Em março, o Brasil exportou 1,808 milhão de toneladas de açúcar, volume 1,42% inferior ao registrado no mesmo mês do ano passado, segundo a Secretaria de Comércio Exterior. A receita somou aproximadamente R$ 3,39 bilhões (US$ 657,57 milhões convertidos a R$ 5,15), recuo de 24,7% na comparação anual, refletindo preços internacionais mais baixos.
Apesar da retração no mês, o acumulado do primeiro trimestre ainda indica crescimento em volume. Entre janeiro e março, os embarques alcançaram 6,04 milhões de toneladas, alta de 5,78% sobre igual período de 2025. A receita, por outro lado, caiu 19,6%, evidenciando a pressão sobre os preços médios.
No campo, a principal mudança está no mix de produção. A moagem no Centro-Sul deve variar entre 625 milhões e 635 milhões de toneladas, com maior participação do etanol. A parcela da cana destinada ao açúcar tende a cair para 48,8%, abaixo dos 50,7% do ciclo anterior, em resposta direta aos preços mais elevados dos combustíveis.
Esse ajuste ocorre em um cenário de possível déficit global estimado em 2,7 milhões de toneladas na safra 2026/27, o que, em tese, sustentaria as cotações internacionais. No entanto, o comportamento das usinas tem atuado como fator de contenção no curto prazo.
Levantamento da StoneX indica que as fixações de açúcar no Centro-Sul avançaram de 41,8% para 59,5% ao longo de março. A diferença em relação ao mesmo período do ciclo anterior, que já foi de 20 pontos percentuais, recuou para cerca de 10 pontos.

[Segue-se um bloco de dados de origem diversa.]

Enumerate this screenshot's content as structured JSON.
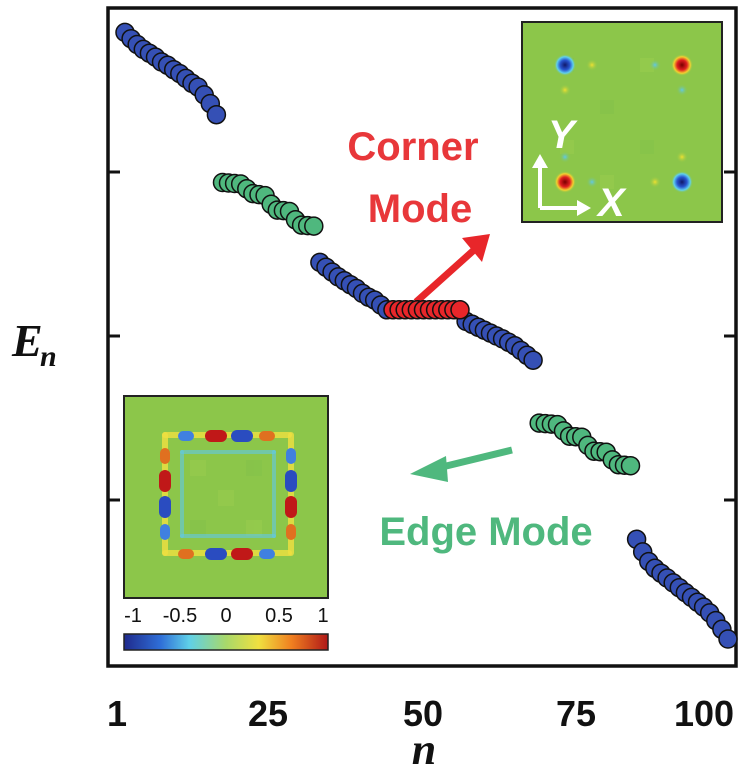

Na prática, esse movimento reduz a pressão de venda que vinha travando altas mais consistentes. Com menos volume disponível para negociação imediata, o mercado passa a operar em um ambiente mais equilibrado, com menor resistência a eventuais valorizações.
No cenário internacional, os preços do açúcar registraram ganhos moderados em março, influenciados por fatores financeiros e geopolíticos, como a redução de posições vendidas por fundos em meio a tensões no Oriente Médio.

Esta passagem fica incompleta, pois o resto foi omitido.